Everyone in the industry agrees that in the future more people will fly and people will fly more. (Although those assumptions could be thrown into doubt by a severe rise in oil prices or a SARS-type epidemic.) But we don’t really know where they will choose to go or how they will get there. Much of China may be hopping on planes in the near future. But will they all fly from Shanghai to Los Angeles? Or will most just want to fly routes like Chengdu to Dalian, or Guangzhou to Ningbo, skipping Shanghai altogether?

We will still need very large planes to get from Shanghai to Los Angeles. But within continents, commercial planes could keep getting smaller. Barry MacKinnon, a vice president of Bombardier’s regional aircraft division, gave me an example of this kind of downsizing: Air Canada used to fly an Airbus A319, which seats 122 passengers, once a day between Calgary, Alberta, and Houston, Texas. As of this month, it flies a smaller jet, the 75-seat Bombadier CRJ 705, twice a day instead. The switch shows that increasing air travel doesn’t necessarily mean we need ever-bigger jets.

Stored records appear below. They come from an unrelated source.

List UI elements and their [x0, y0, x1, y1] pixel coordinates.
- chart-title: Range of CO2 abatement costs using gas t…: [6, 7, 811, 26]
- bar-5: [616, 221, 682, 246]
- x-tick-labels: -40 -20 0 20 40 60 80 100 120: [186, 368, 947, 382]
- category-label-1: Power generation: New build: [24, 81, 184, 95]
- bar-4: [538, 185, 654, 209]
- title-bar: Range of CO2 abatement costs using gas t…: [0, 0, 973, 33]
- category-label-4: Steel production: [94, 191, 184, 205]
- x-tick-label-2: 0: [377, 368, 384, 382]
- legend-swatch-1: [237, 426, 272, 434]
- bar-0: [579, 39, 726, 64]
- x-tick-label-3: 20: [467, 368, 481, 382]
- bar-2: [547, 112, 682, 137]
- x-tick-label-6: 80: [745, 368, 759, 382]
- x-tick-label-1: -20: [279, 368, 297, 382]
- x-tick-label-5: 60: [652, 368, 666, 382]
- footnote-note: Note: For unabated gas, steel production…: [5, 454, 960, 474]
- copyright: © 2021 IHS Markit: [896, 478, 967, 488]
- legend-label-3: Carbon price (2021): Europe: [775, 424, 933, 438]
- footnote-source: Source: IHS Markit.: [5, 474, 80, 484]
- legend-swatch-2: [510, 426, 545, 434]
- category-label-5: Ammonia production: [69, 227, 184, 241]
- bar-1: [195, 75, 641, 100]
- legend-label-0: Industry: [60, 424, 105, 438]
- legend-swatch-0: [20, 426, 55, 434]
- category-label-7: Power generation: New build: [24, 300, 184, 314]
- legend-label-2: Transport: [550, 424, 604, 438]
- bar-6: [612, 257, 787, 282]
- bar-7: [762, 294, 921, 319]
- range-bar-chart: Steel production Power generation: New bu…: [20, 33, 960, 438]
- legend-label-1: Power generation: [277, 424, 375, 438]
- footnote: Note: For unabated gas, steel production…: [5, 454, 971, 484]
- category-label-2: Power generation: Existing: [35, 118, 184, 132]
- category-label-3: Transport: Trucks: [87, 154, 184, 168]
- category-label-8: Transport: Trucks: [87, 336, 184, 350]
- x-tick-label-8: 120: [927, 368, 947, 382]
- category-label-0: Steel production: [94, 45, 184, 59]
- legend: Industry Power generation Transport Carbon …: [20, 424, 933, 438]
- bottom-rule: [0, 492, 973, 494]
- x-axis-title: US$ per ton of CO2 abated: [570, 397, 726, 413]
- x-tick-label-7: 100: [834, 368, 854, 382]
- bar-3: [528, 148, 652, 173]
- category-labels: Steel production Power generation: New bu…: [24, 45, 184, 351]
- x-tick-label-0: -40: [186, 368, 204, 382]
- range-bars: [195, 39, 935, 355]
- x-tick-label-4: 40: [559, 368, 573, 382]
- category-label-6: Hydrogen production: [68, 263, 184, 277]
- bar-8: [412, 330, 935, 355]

The Calgary-Houston route could grow—but it still might make sense to fly more small jets, giving passengers more choice.

A full-scale model of the Airbus A380’s interior

The Internet has converted air travel into a retail business. That is, we can compare price and product and pick what we want, much in the same way we would shop for a suit. That means buyers have more power to shape the market than in earlier phases of the air industry’s development. If I had to wager on what buyers want, I would bet on point-to-point flight patterns wherever the limits of engineering allow them, rather than hub-and-spoke routes. Because air travel is hellish enough without an extra transfer.

Still, size is spectacular. Seeing the A380 overhead motivates me to go look at the full-scale model of the plane’s interior on the floor of one of the immense pavilions where manufacturers display their wares. The model, which visitors can enter, is roped off, and the guard controlling access is acting like a bouncer at an exclusive club. People thrust business cards at him, but time after time he tells them no. One woman begs him for the A380 pin on his lapel. A uniformed Senegalese officer crowds next to a pair of French engineers who crowd next to an Indian family. We’re all pressing against the rope. The show does not open to the public until the next day—until now it has been for trade visitors only—but it’s starting to feel chaotic.

The A380 is undoubtedly hot. But whether it has enough staying power is another question.